Gus Kenworthy kissed his boyfriend at the Olympics and made history


It was just a quick kiss between two men in love at the Olympic Games, but for the still conservative sports world – and the American viewing public – it was a huge deal.

On Sunday, NBC was broadcasting live as openly gay American Olympic skier Gus Kenworthy prepared for his qualifying run at the Pyeongchang, South Korea, Winter Games.

Shortly before it was his turn to take to the slopes, Kenworthy and his boyfriend, Matthew Wilkas, embraced for a quick good luck kiss.

It was natural, warm and loving, and also a rare and historic display of same-sex affection within a sporting, and especially Olympic, context. NBC was further praised for also showing Kenworthy’s supporters holding up rainbow flags after he qualified.

The kiss between the two men became a sensation on social media, but Kenworthy revealed that it was also a powerful moment for him personally.

“Didn’t realize this moment was being filmed yesterday but I’m so happy that it was,” he said on Twitter. “My childhood self would never have dreamed of seeing a gay kiss on TV at the Olympics but for the first time ever a kid watching at home CAN! Love is love is love.”

He told AP that when he competed in the Sochi Olympics in 2014 he was still in the closet and afraid to share a kiss with his partner in front of the cameras.

“It’s something I was too scared to do for myself,” Kenworthy said. “To be able to do that, to give him a kiss, to have that affection broadcast to the world, is incredible.

“The only way to really change perceptions, to break down barriers, break down homophobia, is through representation. That’s definitely not something I had as a kid. I never saw a gay athlete kissing their boyfriend at the Olympics. I think if I had, it would’ve made it easier for me,” said Kenworthy.

Wilkas, who Kenworthy described as his “Seoul mate”, added jokingly: “It was such a little kiss. If I’d have known it was a big deal, I’d have made out with him.”
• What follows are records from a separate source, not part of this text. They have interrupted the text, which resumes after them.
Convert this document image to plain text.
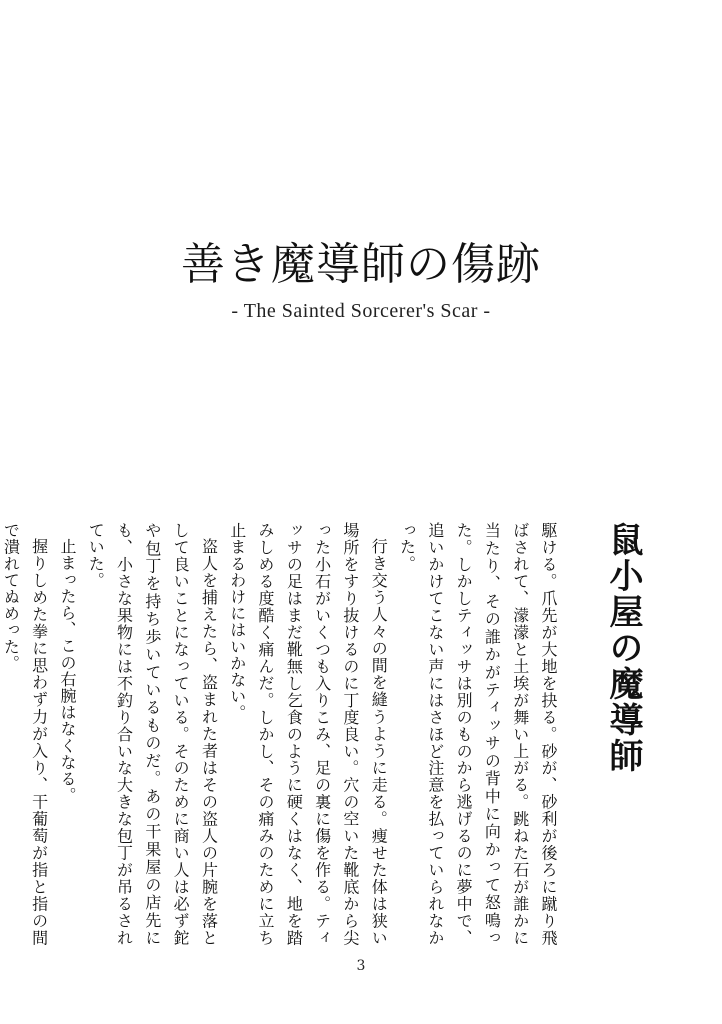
善き魔導師の傷跡
- The Sainted Sorcerer's Scar -
鼠小屋の魔導師

駆ける。爪先が大地を抉る。砂が、砂利が後ろに蹴り飛ばされて、濛濛と土埃が舞い上がる。跳ねた石が誰かに当たり、その誰かがティッサの背中に向かって怒鳴った。しかしティッサは別のものから逃げるのに夢中で、追いかけてこない声にはさほど注意を払っていられなかった。

行き交う人々の間を縫うように走る。痩せた体は狭い場所をすり抜けるのに丁度良い。穴の空いた靴底から尖った小石がいくつも入りこみ、足の裏に傷を作る。ティッサの足はまだ靴無し乞食のように硬くはなく、地を踏みしめる度酷く痛んだ。しかし、その痛みのために立ち止まるわけにはいかない。

盗人を捕えたら、盗まれた者はその盗人の片腕を落として良いことになっている。そのために商い人は必ず鉈や包丁を持ち歩いているものだ。あの干果屋の店先にも、小さな果物には不釣り合いな大きな包丁が吊るされていた。

止まったら、この右腕はなくなる。

握りしめた拳に思わず力が入り、干葡萄が指と指の間で潰れてぬめった。

3
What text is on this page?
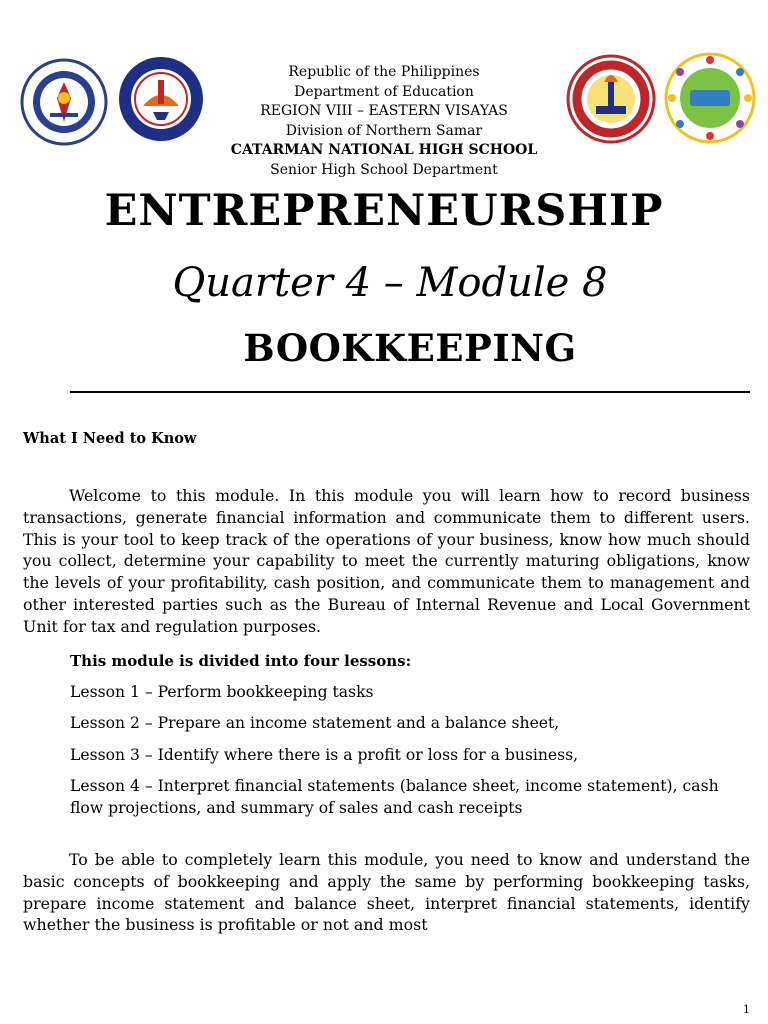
Republic of the Philippines
Department of Education
REGION VIII – EASTERN VISAYAS
Division of Northern Samar
CATARMAN NATIONAL HIGH SCHOOL
Senior High School Department
ENTREPRENEURSHIP
Quarter 4 – Module 8
BOOKKEEPING

What I Need to Know

Welcome to this module. In this module you will learn how to record business transactions, generate financial information and communicate them to different users. This is your tool to keep track of the operations of your business, know how much should you collect, determine your capability to meet the currently maturing obligations, know the levels of your profitability, cash position, and communicate them to management and other interested parties such as the Bureau of Internal Revenue and Local Government Unit for tax and regulation purposes.

This module is divided into four lessons:

Lesson 1 – Perform bookkeeping tasks

Lesson 2 – Prepare an income statement and a balance sheet,

Lesson 3 – Identify where there is a profit or loss for a business,

Lesson 4 – Interpret financial statements (balance sheet, income statement), cash flow projections, and summary of sales and cash receipts

To be able to completely learn this module, you need to know and understand the basic concepts of bookkeeping and apply the same by performing bookkeeping tasks, prepare income statement and balance sheet, interpret financial statements, identify whether the business is profitable or not and most

1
Sadly, battling a broken thumb and a hip hematoma, Kenworthy failed to win a medal on Sunday but his reaction to the loss was laudable. “Being here now, out and proud and living my life authentically, I’m walking away more fulfilled without a medal than I did at the last Games with a medal,” he said on Twitter.

Kenworthy is one of the most visible LGBTQ athletes at the 2018 Winter Games. He previously won a silver medal in men’s freestyle skiing at the Sochi games. He came out in 2015 and was recently featured as a proudly gay sporting role model in a major ad campaign for the Head & Shoulders shampoo brand.